I recently began the task of working out why a piece of MD code ran slower for the same problem than an almost identical piece of code. Clearly the issue was down to compiler optimisation being circumvented in the slower code, but it was surprising quite how much of an effect this had on performance.
Like any good coder, the first thing I tried was the easy option, would a later version of the same compiler have better optimisation methods?
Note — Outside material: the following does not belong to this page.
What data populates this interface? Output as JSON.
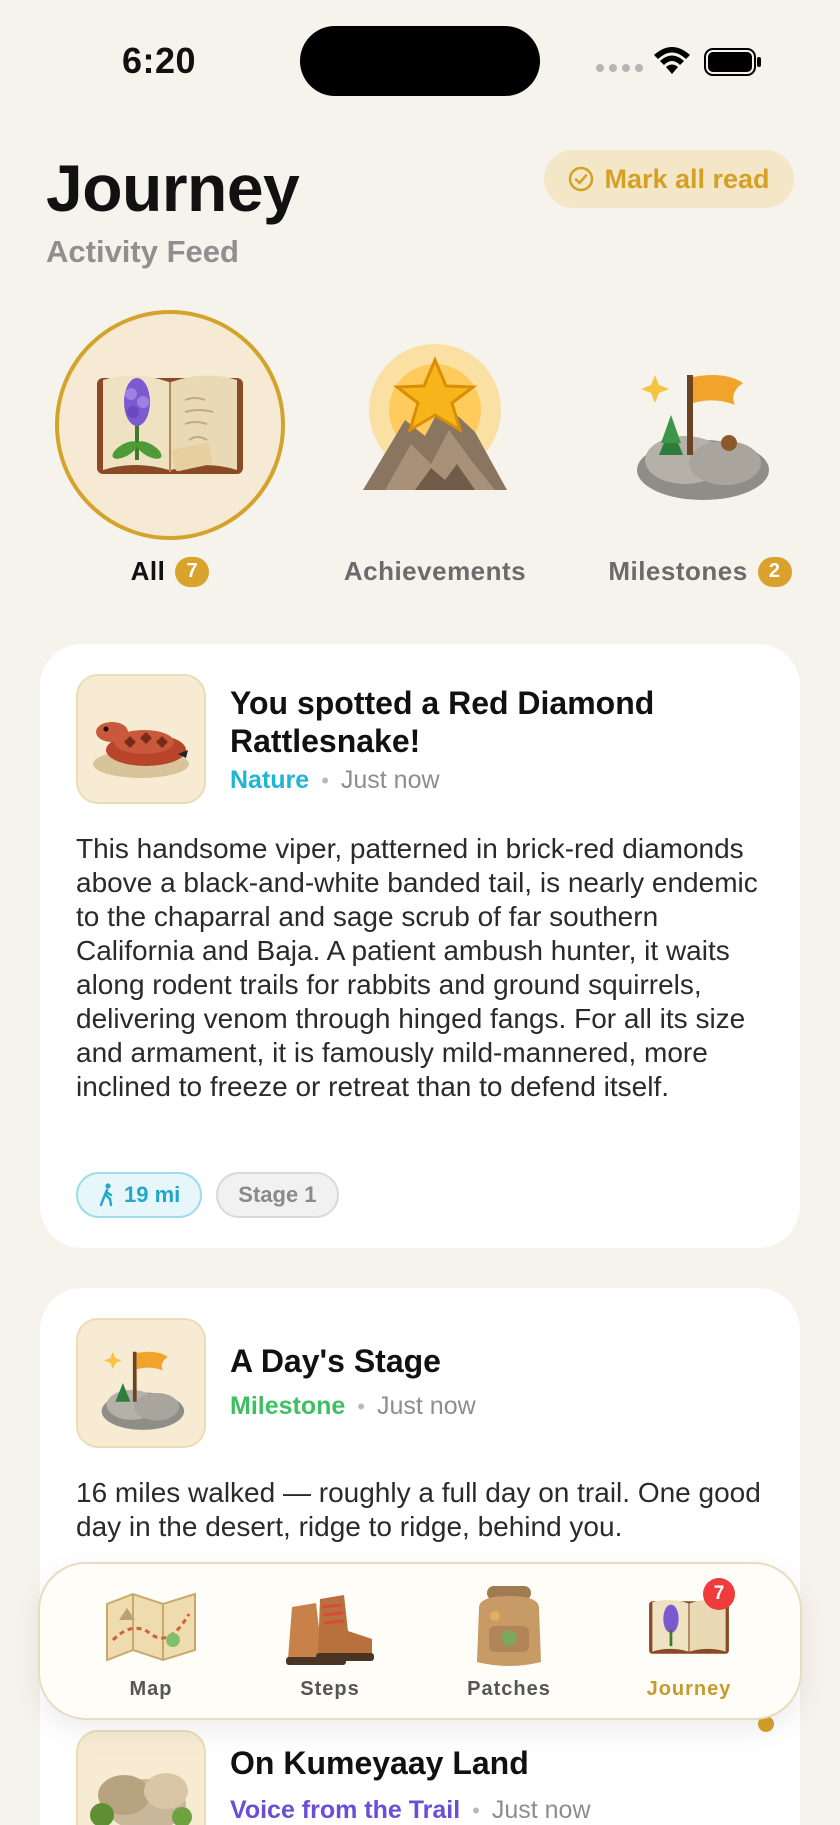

The slow down was initially seen using GCC 4.4, used for historical reasons, so I re-compiled using GCC 4.8. Annoyingly the performance difference remained, even more annoyingly the simulation results were now completely different than with 4.4, overall sytem energy was similar but every single molecule had a different position and different associated properties after not many time-steps.
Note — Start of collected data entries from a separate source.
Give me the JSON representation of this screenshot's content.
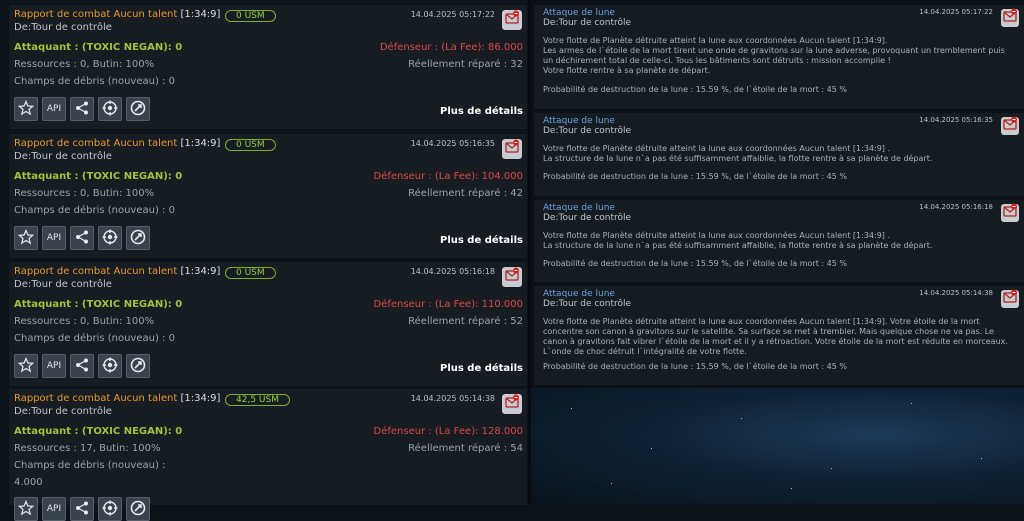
{
  "combat_reports": [
    {
      "title": "Rapport de combat Aucun talent",
      "coords": "[1:34:9]",
      "usm": "0 USM",
      "from": "De:Tour de contrôle",
      "date": "14.04.2025 05:17:22",
      "attacker": "Attaquant : (TOXIC NEGAN): 0",
      "defender": "Défenseur : (La Fee): 86.000",
      "resources": "Ressources : 0, Butin: 100%",
      "repaired": "Réellement réparé : 32",
      "debris": "Champs de débris (nouveau) : 0",
      "debris_value": "",
      "more": "Plus de détails"
    },
    {
      "title": "Rapport de combat Aucun talent",
      "coords": "[1:34:9]",
      "usm": "0 USM",
      "from": "De:Tour de contrôle",
      "date": "14.04.2025 05:16:35",
      "attacker": "Attaquant : (TOXIC NEGAN): 0",
      "defender": "Défenseur : (La Fee): 104.000",
      "resources": "Ressources : 0, Butin: 100%",
      "repaired": "Réellement réparé : 42",
      "debris": "Champs de débris (nouveau) : 0",
      "debris_value": "",
      "more": "Plus de détails"
    },
    {
      "title": "Rapport de combat Aucun talent",
      "coords": "[1:34:9]",
      "usm": "0 USM",
      "from": "De:Tour de contrôle",
      "date": "14.04.2025 05:16:18",
      "attacker": "Attaquant : (TOXIC NEGAN): 0",
      "defender": "Défenseur : (La Fee): 110.000",
      "resources": "Ressources : 0, Butin: 100%",
      "repaired": "Réellement réparé : 52",
      "debris": "Champs de débris (nouveau) : 0",
      "debris_value": "",
      "more": "Plus de détails"
    },
    {
      "title": "Rapport de combat Aucun talent",
      "coords": "[1:34:9]",
      "usm": "42,5 USM",
      "from": "De:Tour de contrôle",
      "date": "14.04.2025 05:14:38",
      "attacker": "Attaquant : (TOXIC NEGAN): 0",
      "defender": "Défenseur : (La Fee): 128.000",
      "resources": "Ressources : 17, Butin: 100%",
      "repaired": "Réellement réparé : 54",
      "debris": "Champs de débris (nouveau) :",
      "debris_value": "4.000",
      "more": ""
    }
  ],
  "action_buttons": [
    {
      "icon": "star-icon",
      "label": ""
    },
    {
      "icon": "api-icon",
      "label": "API"
    },
    {
      "icon": "share-icon",
      "label": ""
    },
    {
      "icon": "target-icon",
      "label": ""
    },
    {
      "icon": "attack-icon",
      "label": ""
    }
  ],
  "moon_reports": [
    {
      "title": "Attaque de lune",
      "from": "De:Tour de contrôle",
      "date": "14.04.2025 05:17:22",
      "body": "Votre flotte de Planète détruite atteint la lune aux coordonnées Aucun talent [1:34:9].\nLes armes de l`étoile de la mort tirent une onde de gravitons sur la lune adverse, provoquant un tremblement puis un déchirement total de celle-ci. Tous les bâtiments sont détruits : mission accomplie !\nVotre flotte rentre à sa planète de départ.",
      "probability": "Probabilité de destruction de la lune : 15.59 %, de l`étoile de la mort : 45 %"
    },
    {
      "title": "Attaque de lune",
      "from": "De:Tour de contrôle",
      "date": "14.04.2025 05:16:35",
      "body": "Votre flotte de Planète détruite atteint la lune aux coordonnées Aucun talent [1:34:9] .\nLa structure de la lune n`a pas été suffisamment affaiblie, la flotte rentre à sa planète de départ.",
      "probability": "Probabilité de destruction de la lune : 15.59 %, de l`étoile de la mort : 45 %"
    },
    {
      "title": "Attaque de lune",
      "from": "De:Tour de contrôle",
      "date": "14.04.2025 05:16:18",
      "body": "Votre flotte de Planète détruite atteint la lune aux coordonnées Aucun talent [1:34:9] .\nLa structure de la lune n`a pas été suffisamment affaiblie, la flotte rentre à sa planète de départ.",
      "probability": "Probabilité de destruction de la lune : 15.59 %, de l`étoile de la mort : 45 %"
    },
    {
      "title": "Attaque de lune",
      "from": "De:Tour de contrôle",
      "date": "14.04.2025 05:14:38",
      "body": "Votre flotte de Planète détruite atteint la lune aux coordonnées Aucun talent [1:34:9]. Votre étoile de la mort concentre son canon à gravitons sur le satellite. Sa surface se met à trembler. Mais quelque chose ne va pas. Le canon à gravitons fait vibrer l`étoile de la mort et il y a rétroaction. Votre étoile de la mort est réduite en morceaux. L`onde de choc détruit l`intégralité de votre flotte.",
      "probability": "Probabilité de destruction de la lune : 15.59 %, de l`étoile de la mort : 45 %"
    }
  ],
  "colors": {
    "title_orange": "#e89a2a",
    "attacker_green": "#a2c43a",
    "defender_red": "#e04848",
    "moon_title_blue": "#6aa3e0",
    "usm_green": "#9bd13a"
  }
}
This unexpected result led me down a rabbit hole, forcing questions to be answered regarding the nature of determinism in software and the best way to ensure repeatable results.
It isn't unusual for different compiler versions to produce different floating point results, particularly if using unsafe optimisations or different hardware, but given I had compiled both of these applications with the same flags (even down to specifiying the architecture as "core2", the highest available in GCC 4.4), no unsafe optimisations were in place and everything was running in serial, I found the whole thing worrying.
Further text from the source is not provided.